When François Mitterrand arrived in Burkina Faso in November 1986, he publicly denounced him for receiving South African Prime Minister Pieter Botha and UNITA leader Jonas Savimbi in blood from head to foot”. It cooperates closely with Cuba, where in September 1986, after vocational training, Burkina sent 600 young people to participate in its development.

It condemns the US support to Israel and South Africa, the US occupation of Grenada, calls for the end of the veto right granted to the great powers, and speaks in favor of Western Sahara, Palestine, Palestine. Nicaraguan Sandinistas and the ANC.
From then on, France, through the socialist Guy Penne and several African regimes close to Paris, worked to overthrow him. Compaoré and Sankara talk to each other less and less. Distrust begins to settle between the two brothers and friends.

On October 15, 1987, Sankara was killed. According to the testimony of Alouna Traoré, the only survivor, Thomas Sankara, leaving the room where he met with the other 12, said to his cabinet members: “Don’t move, I’m the one they need.” Thirteen days before the tragedy, he declared: “Our revolution is only behind us, to our side. and when we look ahead, it will be valuable if we can say that the Burkinabès are a little happier thanks to him.

Because they have healthy water to drink, because they have ample and sufficient food, because they are in brilliant health, because they have an education, because they have decent housing, because they are better dressed, because they have the right to leisure, because they have more freedom, more democracy, more opportunity to enjoy the reputation. Revolution is happiness. We cannot speak of success without happiness.”

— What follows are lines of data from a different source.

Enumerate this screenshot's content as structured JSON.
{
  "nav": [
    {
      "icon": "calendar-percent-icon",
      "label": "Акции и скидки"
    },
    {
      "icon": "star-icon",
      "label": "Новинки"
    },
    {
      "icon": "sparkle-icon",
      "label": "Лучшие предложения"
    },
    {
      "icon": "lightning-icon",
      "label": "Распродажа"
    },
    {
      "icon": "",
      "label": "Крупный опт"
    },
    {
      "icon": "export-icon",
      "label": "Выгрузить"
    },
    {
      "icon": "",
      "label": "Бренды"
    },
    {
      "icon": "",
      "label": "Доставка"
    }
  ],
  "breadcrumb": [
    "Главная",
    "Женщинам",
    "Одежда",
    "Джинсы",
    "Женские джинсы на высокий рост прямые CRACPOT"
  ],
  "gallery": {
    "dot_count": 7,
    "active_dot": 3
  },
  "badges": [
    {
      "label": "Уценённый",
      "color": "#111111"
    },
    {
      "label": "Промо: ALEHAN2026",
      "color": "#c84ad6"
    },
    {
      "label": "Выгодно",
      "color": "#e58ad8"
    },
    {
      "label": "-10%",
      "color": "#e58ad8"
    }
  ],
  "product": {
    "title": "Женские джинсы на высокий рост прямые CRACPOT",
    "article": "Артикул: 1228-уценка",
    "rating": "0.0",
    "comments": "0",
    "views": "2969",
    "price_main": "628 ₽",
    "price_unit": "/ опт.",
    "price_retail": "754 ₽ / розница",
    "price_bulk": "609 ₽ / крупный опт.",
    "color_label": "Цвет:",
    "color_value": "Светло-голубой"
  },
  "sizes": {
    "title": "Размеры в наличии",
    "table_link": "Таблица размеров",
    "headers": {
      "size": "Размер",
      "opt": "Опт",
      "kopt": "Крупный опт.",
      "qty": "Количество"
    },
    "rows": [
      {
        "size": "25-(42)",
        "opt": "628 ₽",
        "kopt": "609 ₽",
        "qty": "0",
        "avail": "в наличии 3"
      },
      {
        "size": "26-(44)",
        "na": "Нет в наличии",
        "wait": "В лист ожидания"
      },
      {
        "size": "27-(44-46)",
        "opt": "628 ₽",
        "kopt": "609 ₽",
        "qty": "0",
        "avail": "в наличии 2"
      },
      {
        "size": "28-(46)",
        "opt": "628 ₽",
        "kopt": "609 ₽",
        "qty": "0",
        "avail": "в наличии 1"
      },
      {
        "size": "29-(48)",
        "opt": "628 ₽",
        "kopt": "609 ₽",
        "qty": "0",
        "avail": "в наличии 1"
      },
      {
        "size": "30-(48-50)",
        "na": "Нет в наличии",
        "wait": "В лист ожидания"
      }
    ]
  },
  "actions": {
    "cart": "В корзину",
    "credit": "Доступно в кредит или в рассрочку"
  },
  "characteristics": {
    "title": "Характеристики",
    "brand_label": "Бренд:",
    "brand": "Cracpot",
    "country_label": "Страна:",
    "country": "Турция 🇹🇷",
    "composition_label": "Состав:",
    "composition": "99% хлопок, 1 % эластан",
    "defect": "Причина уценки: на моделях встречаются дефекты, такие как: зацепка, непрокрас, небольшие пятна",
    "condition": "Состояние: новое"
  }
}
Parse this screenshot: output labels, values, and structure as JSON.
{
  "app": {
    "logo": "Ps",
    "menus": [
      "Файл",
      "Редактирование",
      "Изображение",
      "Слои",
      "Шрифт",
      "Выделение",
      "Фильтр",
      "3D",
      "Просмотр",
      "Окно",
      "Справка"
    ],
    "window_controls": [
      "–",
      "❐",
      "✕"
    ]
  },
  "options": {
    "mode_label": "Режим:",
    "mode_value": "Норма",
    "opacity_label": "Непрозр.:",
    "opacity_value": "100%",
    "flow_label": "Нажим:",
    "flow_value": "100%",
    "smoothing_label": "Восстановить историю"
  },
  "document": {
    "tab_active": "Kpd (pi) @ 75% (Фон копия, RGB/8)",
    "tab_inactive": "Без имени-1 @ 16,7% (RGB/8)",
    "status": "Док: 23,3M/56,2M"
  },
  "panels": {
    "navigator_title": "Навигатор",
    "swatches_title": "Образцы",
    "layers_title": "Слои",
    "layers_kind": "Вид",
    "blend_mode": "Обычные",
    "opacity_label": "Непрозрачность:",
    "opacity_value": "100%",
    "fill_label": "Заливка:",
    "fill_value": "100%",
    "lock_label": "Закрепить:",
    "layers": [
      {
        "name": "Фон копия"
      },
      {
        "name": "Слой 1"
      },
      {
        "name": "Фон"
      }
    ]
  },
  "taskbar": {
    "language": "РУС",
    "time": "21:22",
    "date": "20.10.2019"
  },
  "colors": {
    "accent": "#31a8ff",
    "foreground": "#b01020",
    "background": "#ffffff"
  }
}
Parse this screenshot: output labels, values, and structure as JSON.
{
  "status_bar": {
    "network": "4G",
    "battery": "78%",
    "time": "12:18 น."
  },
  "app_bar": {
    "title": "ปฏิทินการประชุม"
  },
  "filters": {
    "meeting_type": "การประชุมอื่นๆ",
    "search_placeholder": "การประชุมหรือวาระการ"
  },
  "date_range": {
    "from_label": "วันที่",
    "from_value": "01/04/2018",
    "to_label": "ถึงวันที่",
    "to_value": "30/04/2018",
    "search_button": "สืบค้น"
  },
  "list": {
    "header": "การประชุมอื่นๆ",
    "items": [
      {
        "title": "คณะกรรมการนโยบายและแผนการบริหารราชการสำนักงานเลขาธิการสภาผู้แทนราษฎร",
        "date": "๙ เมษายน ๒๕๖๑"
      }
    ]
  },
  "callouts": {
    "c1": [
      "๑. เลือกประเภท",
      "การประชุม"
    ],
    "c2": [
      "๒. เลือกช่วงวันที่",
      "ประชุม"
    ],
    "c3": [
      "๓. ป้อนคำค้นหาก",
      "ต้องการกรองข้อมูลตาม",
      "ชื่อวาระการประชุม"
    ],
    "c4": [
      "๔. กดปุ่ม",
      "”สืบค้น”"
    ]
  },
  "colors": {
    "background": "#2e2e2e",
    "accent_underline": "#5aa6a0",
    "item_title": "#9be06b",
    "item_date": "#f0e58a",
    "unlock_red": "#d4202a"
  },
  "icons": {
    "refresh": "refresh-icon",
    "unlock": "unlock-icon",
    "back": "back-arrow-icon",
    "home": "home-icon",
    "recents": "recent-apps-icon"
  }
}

To bring this happiness that Compaoré made him pass from life to death? During his undisputed 27-year reign, did the former dictator make his compatriots happy people? However, we may doubt this when we know that the same citizens overthrew him from power in October 2014. In ‘Jeune Afrique’ of 30 May 1989, Compaoré speculates that Thomas Sankara had betrayed the August 1983 revolution and that he himself had come to power. No pity for the traitors, Sankara’s family and the people of Burkina Faso recently apologized. Does Ouaga’s former dictator express sincere remorse or is he a ruse to escape a life sentence and return to power? One thing is certain:

On October 15, 1987, Africa lost a hero, a leader who knew how to combine words with action (see Bruno Jaffré, ‘Thomas Sankara, la liberté contre le destin’, Paris, Syllepse, 2017), leaving a lasting mark in the history of his country and continent. , a true revolutionary, persuasive and persuasive Pan-Africanist. Sankara was all that, but above all he was brother, comrade and paraclete (lawyer) of the humiliated and disadvantaged.